La respuesta me la dio la propia Lessing. Entusiasmado por Canta la hierba, me había decidido a invertir en El cuaderno dorado, y aunque opté no leerlo hasta que hubiese terminado este ejercicio de exploración, sí leí el prefacio, escrito por Lessing en 1971, a diez años de la publicación original de esa novela. Ahí narra que, “como cualquier otro escritor” suele recibir cartas de jóvenes que, como parte de la elaboración de una tesis o investigación, la cuestionan sobre el sentido o la intención de sus obras. Y escribe:
Estas peticiones las contesto de la siguiente forma: «Querido estudiante: Está usted loco. ¿Para qué gastar meses y años escribiendo miles de palabras acerca de un libro, o hasta sobre un autor, cuando hay cientos de libros que esperan ser leídos? ¿No se da cuenta que es víctima de un sistema pernicioso? Y si usted ha escogido por su cuenta mi obra como tema y si usted tiene que escribir una tesis –y créame que le estoy muy agradecida que lo que he escrito lo haya encontrado usted útil–, entonces ¿por qué no lee lo que he escrito y se hace una idea propia acerca de lo que usted piensa, cotejándolo con su propia vida, con su propia experiencia? ¡Olvídese de los profesores Blanco y Negro!».
No sólo me respondía… ¡me daba un empujón en la dirección que el ejercicio mismo había sido propuesto por mis profesores!

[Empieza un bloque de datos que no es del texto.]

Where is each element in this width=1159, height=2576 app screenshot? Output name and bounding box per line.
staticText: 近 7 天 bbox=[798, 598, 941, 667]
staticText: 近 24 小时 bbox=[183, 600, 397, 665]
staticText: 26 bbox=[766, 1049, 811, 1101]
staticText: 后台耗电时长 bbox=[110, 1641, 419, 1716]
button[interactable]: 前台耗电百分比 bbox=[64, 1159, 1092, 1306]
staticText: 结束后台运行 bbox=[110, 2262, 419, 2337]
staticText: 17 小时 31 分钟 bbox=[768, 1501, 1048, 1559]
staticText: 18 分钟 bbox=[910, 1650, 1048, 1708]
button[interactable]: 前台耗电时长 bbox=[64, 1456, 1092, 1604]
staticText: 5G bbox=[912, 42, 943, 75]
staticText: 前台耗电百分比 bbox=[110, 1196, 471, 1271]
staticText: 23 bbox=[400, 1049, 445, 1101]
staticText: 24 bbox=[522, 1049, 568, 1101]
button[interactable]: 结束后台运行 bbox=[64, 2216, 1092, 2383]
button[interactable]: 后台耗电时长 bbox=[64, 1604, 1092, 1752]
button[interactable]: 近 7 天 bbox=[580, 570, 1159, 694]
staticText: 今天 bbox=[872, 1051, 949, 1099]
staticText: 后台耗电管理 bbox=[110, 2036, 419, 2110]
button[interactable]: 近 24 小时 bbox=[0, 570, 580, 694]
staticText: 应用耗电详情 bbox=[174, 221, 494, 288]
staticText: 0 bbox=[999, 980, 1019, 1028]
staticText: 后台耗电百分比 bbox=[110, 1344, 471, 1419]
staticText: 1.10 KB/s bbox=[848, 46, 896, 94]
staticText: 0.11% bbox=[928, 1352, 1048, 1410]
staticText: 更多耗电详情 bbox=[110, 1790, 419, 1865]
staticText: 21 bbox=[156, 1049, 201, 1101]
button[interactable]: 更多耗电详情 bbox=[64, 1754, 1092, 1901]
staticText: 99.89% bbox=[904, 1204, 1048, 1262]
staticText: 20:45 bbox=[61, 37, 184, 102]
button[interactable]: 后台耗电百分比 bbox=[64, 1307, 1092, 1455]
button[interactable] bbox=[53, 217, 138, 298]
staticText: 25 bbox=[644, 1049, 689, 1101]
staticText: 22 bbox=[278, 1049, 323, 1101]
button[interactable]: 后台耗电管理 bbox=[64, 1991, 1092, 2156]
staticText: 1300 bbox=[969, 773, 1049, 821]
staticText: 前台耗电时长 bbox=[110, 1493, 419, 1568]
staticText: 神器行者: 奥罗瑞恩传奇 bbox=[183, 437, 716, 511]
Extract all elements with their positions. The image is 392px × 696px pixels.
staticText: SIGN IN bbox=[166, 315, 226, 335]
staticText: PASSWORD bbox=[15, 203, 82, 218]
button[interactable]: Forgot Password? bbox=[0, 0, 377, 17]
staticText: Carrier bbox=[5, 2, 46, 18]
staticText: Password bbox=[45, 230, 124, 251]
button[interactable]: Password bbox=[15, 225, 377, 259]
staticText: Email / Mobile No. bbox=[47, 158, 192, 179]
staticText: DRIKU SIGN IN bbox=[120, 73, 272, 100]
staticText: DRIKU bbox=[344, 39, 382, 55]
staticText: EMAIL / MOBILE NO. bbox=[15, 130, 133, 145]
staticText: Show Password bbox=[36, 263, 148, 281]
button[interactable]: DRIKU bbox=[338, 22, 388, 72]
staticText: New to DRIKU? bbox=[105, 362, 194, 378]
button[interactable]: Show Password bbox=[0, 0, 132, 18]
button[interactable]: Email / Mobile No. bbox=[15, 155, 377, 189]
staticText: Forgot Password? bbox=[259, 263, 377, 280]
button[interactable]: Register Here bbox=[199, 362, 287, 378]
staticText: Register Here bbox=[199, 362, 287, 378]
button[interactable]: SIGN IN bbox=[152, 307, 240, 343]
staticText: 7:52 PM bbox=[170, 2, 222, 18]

De tanto pensarme cómo enfrentarlo, había yo perdido de vista algo tan evidente, que de nuevo la misma Lessing me recordaba en ese prefacio:
[…] no solamente resulta infantil que un escritor persiga que los lectores vean lo que él ve, y que entiendan la estructura y la intención de una novela como él las ve. Que el autor desee esto demuestra que no ha entendido el punto más fundamental: a saber, que el libro está vivo y es poderoso, fructificador y capaz de promover el pensamiento y la discusión solamente cuando su forma, intencionalidad y plan no se comprenden, debido a que el momento de captar la forma, la intencionalidad y el plan coincide con el momento en que no queda ya nada por extraer.
Convencido de ello, sólo era cuestión de armar el rompecabezas. Las piezas estaban sobre la mesa.
El resto del ejercicio fue simplemente mi humilde intento por darles algún orden.